O problema é, portanto, menos ideológico do que estrutural. As nossas instituições políticas recompensam mais a capacidade de resposta a curto prazo do que o planeamento a longo prazo.

E é precisamente por isso que os partidos estabelecidos têm dificuldade em enfrentar este problema em princípio. Não necessariamente por má vontade, mas porque eles próprios se integraram na cultura política de que o Luxemburgo pensa cada vez mais em termos de quatro ou cinco anos.

O Luxemburgo precisa de uma Comissão para o Futuro

Outros países começaram a responder institucionalmente precisamente a este problema.

Na Finlândia, por exemplo, existe uma comissão parlamentar para o futuro, a“Comissão para o Futuro“, que se ocupa da evolução tecnológica, social e económica a longo prazo. Analisa cenários, examina as megatendências e discute estratégias de longo prazo – independentemente dos ciclos eleitorais de curto prazo.

O Luxemburgo precisa de algo semelhante.

Uma Comissão nacional para o Futuro poderia:

  • definir objectivos a longo prazo em matéria de infra-estruturas,
  • desenvolve planos vinculativos para 20 anos,
  • Analisa os efeitos da evolução demográfica,
  • Assegura estratégias de habitação, mobilidade e saúde a longo prazo,
  • Desenvolve cenários futuros para a economia e o mercado de trabalho,
  • assegura projectos estratégicos que ultrapassem as fronteiras partidárias.

Não se trata explicitamente de abolir a democracia ou de retirar poder aos governos eleitos.

Pelo contrário: uma tal estrutura poderia tornar a democracia mais estável e mais responsável.

Porque a democracia não significa apenas responsabilidade pelas próximas eleições.

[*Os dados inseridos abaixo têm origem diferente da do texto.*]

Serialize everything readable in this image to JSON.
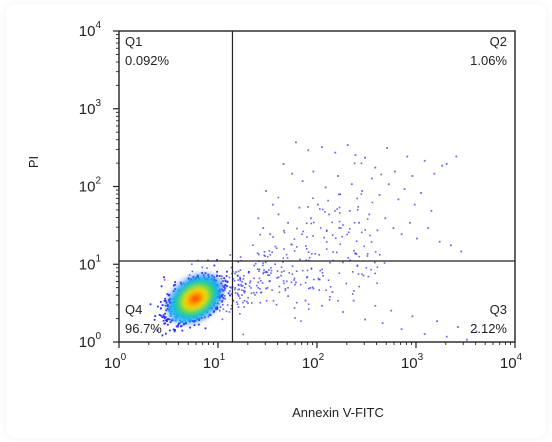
{
  "chart_data": {
    "type": "scatter",
    "x_axis": {
      "label": "Annexin V-FITC",
      "scale": "log",
      "range": [
        1,
        10000
      ],
      "ticks": [
        {
          "value": 1,
          "base": "10",
          "exp": "0"
        },
        {
          "value": 10,
          "base": "10",
          "exp": "1"
        },
        {
          "value": 100,
          "base": "10",
          "exp": "2"
        },
        {
          "value": 1000,
          "base": "10",
          "exp": "3"
        },
        {
          "value": 10000,
          "base": "10",
          "exp": "4"
        }
      ]
    },
    "y_axis": {
      "label": "PI",
      "scale": "log",
      "range": [
        1,
        10000
      ],
      "ticks": [
        {
          "value": 1,
          "base": "10",
          "exp": "0"
        },
        {
          "value": 10,
          "base": "10",
          "exp": "1"
        },
        {
          "value": 100,
          "base": "10",
          "exp": "2"
        },
        {
          "value": 1000,
          "base": "10",
          "exp": "3"
        },
        {
          "value": 10000,
          "base": "10",
          "exp": "4"
        }
      ]
    },
    "gates": {
      "x": 14,
      "y": 11
    },
    "quadrants": [
      {
        "id": "Q1",
        "percent": "0.092%",
        "corner": "top-left"
      },
      {
        "id": "Q2",
        "percent": "1.06%",
        "corner": "top-right"
      },
      {
        "id": "Q3",
        "percent": "2.12%",
        "corner": "bottom-right"
      },
      {
        "id": "Q4",
        "percent": "96.7%",
        "corner": "bottom-left"
      }
    ],
    "population": {
      "main_cluster_center": [
        5.5,
        3.5
      ],
      "color_scale": [
        "#2c2cf0",
        "#00c8ff",
        "#00e060",
        "#ffe000",
        "#ff2000"
      ]
    },
    "scatter_points": [
      [
        60,
        380
      ],
      [
        80,
        300
      ],
      [
        110,
        330
      ],
      [
        150,
        280
      ],
      [
        200,
        350
      ],
      [
        240,
        260
      ],
      [
        300,
        240
      ],
      [
        380,
        180
      ],
      [
        500,
        320
      ],
      [
        600,
        160
      ],
      [
        800,
        250
      ],
      [
        900,
        140
      ],
      [
        1200,
        220
      ],
      [
        1500,
        150
      ],
      [
        2000,
        200
      ],
      [
        2500,
        250
      ],
      [
        1800,
        190
      ],
      [
        45,
        200
      ],
      [
        55,
        150
      ],
      [
        70,
        120
      ],
      [
        90,
        160
      ],
      [
        120,
        100
      ],
      [
        160,
        140
      ],
      [
        220,
        110
      ],
      [
        280,
        90
      ],
      [
        350,
        130
      ],
      [
        420,
        80
      ],
      [
        520,
        110
      ],
      [
        650,
        70
      ],
      [
        750,
        95
      ],
      [
        950,
        60
      ],
      [
        1100,
        85
      ],
      [
        1400,
        50
      ],
      [
        30,
        90
      ],
      [
        35,
        60
      ],
      [
        40,
        45
      ],
      [
        25,
        40
      ],
      [
        28,
        30
      ],
      [
        33,
        25
      ],
      [
        50,
        35
      ],
      [
        65,
        55
      ],
      [
        85,
        40
      ],
      [
        100,
        60
      ],
      [
        130,
        45
      ],
      [
        170,
        30
      ],
      [
        210,
        50
      ],
      [
        260,
        35
      ],
      [
        330,
        45
      ],
      [
        400,
        28
      ],
      [
        480,
        40
      ],
      [
        580,
        30
      ],
      [
        700,
        25
      ],
      [
        850,
        35
      ],
      [
        1000,
        22
      ],
      [
        1300,
        30
      ],
      [
        1700,
        20
      ],
      [
        2200,
        18
      ],
      [
        2800,
        15
      ],
      [
        20,
        8
      ],
      [
        25,
        6
      ],
      [
        30,
        5
      ],
      [
        40,
        7
      ],
      [
        50,
        4
      ],
      [
        60,
        6
      ],
      [
        75,
        3.5
      ],
      [
        90,
        5
      ],
      [
        110,
        3
      ],
      [
        140,
        4.5
      ],
      [
        180,
        2.5
      ],
      [
        230,
        3.5
      ],
      [
        300,
        2
      ],
      [
        380,
        3
      ],
      [
        450,
        1.8
      ],
      [
        550,
        2.6
      ],
      [
        700,
        1.5
      ],
      [
        900,
        2.2
      ],
      [
        1200,
        1.3
      ],
      [
        1600,
        1.9
      ],
      [
        2000,
        1.2
      ],
      [
        2600,
        1.6
      ],
      [
        3200,
        1.1
      ],
      [
        4000,
        1.4
      ]
    ]
  }
}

Democracia significa também responsabilidade pela próxima geração.

Nem tudo deve ser uma questão eleitoral

Há áreas que devem ser efetivamente afastadas da política quotidiana de curto prazo.

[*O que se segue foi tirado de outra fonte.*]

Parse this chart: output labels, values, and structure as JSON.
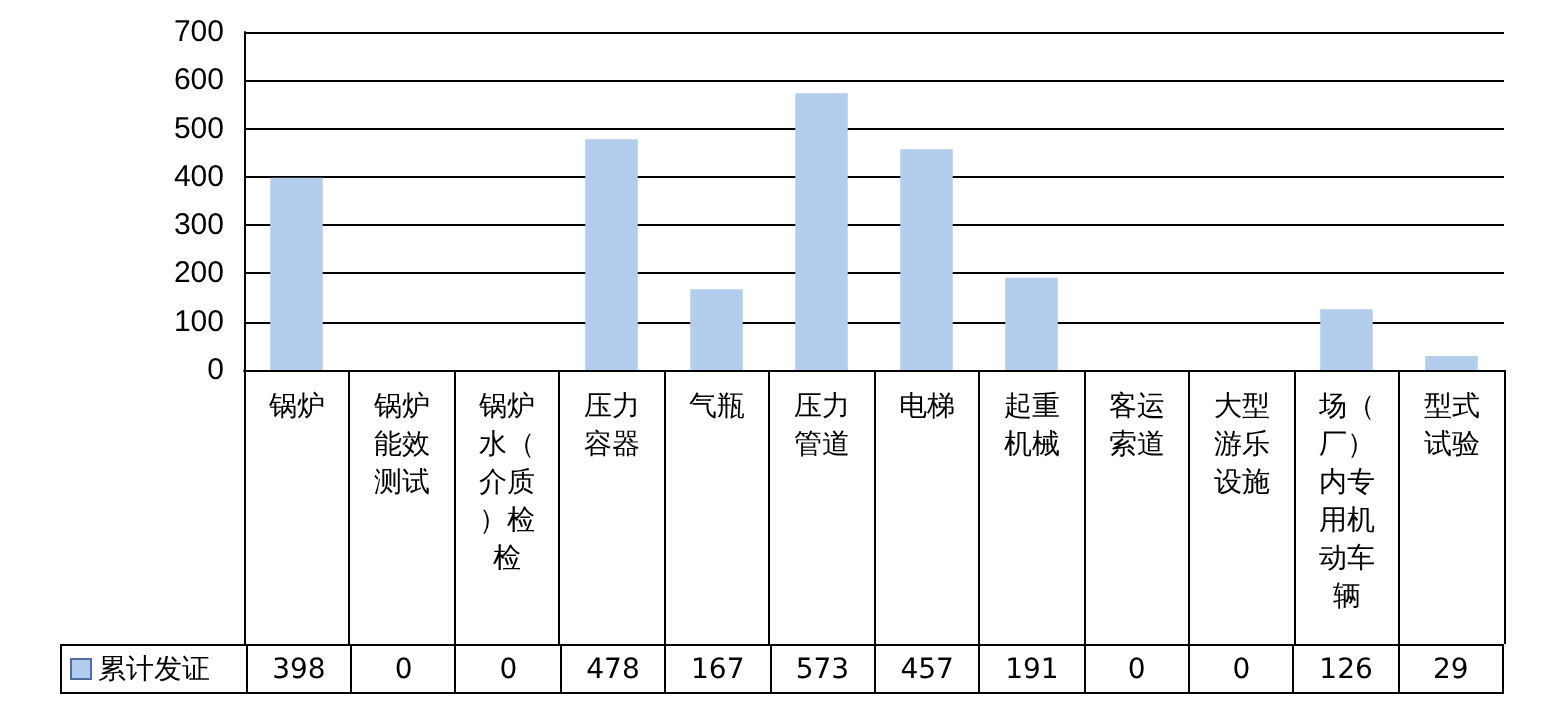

Ninguém aceitaria seriamente que todo o abastecimento de eletricidade do país fosse fundamentalmente reorganizado de quatro em quatro anos. Ninguém gostaria que a construção de pontes, o abastecimento de água ou a segurança aérea se tornassem um campo constante de experimentação político-partidária.

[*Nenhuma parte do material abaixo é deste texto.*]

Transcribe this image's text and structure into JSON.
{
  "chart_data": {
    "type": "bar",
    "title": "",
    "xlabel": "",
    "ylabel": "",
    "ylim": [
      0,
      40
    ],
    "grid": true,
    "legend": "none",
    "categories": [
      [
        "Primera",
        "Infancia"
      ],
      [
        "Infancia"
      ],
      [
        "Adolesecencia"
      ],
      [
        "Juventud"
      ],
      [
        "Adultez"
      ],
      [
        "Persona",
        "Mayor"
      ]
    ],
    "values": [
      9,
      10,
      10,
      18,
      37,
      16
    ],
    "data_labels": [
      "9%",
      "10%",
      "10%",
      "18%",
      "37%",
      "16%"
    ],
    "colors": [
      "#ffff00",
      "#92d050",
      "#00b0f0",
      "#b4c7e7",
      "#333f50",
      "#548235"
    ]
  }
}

Por que razão, então, aceitamos precisamente esta incerteza com:

  • Construção de habitações,
  • infra-estruturas de cuidados,
  • Planeamento dos transportes,
  • Capacidades hospitalares,
  • regimes de pensões,
  • Formação académica,
  • Digitalização?

Os grandes projectos sociais e de infra-estruturas exigem uma segurança de planeamento ao longo de décadas e não apenas até às próximas eleições.

É claro que os governos democraticamente eleitos devem continuar a ter a possibilidade de estabelecer prioridades. Mas dentro de diretrizes de longo prazo claramente definidas.

Afinal, um Estado não pode agir estrategicamente a longo prazo se todos os governos reorganizarem grande parte do seu planeamento a longo prazo.

A verdadeira questão do futuro do Luxemburgo

O Luxemburgo fala frequentemente de crescimento, de economia e de competitividade. Mas muito raramente discutimos a verdadeira questão central:

  • Que tipo de país queremos ser daqui a vinte anos?
  • Quantas pessoas deve o Luxemburgo ser capaz de sustentar a longo prazo?
  • Como é que organizamos a mobilidade num país com uma população em crescimento?
  • Como é que financiamos um sistema de saúde com necessidades de pessoal cada vez maiores?
  • Como é que podemos garantir as pensões a longo prazo?
  • Como é que evitamos que a habitação se torne finalmente um bem de luxo?
  • Como manter a coesão social num país cada vez mais complexo?

Estas questões não podem ser seriamente resolvidas em períodos legislativos individuais.

E talvez seja precisamente neste ponto que o Luxemburgo deva repensar a sua política. Porque um país moderno não precisa apenas de uma boa administração. Precisa também de uma orientação estratégica a longo prazo.

Ou, dito de outra forma: Um diretor-geral, por si só, não é suficiente.

Mesmo as empresas mais bem sucedidas sabem que a estabilidade a longo prazo só pode ser alcançada se alguém estiver constantemente concentrado nos próximos vinte anos.

Talvez seja altura de o Luxemburgo começar a fazer isso mesmo. Talvez seja altura de uma alternativa do bom senso.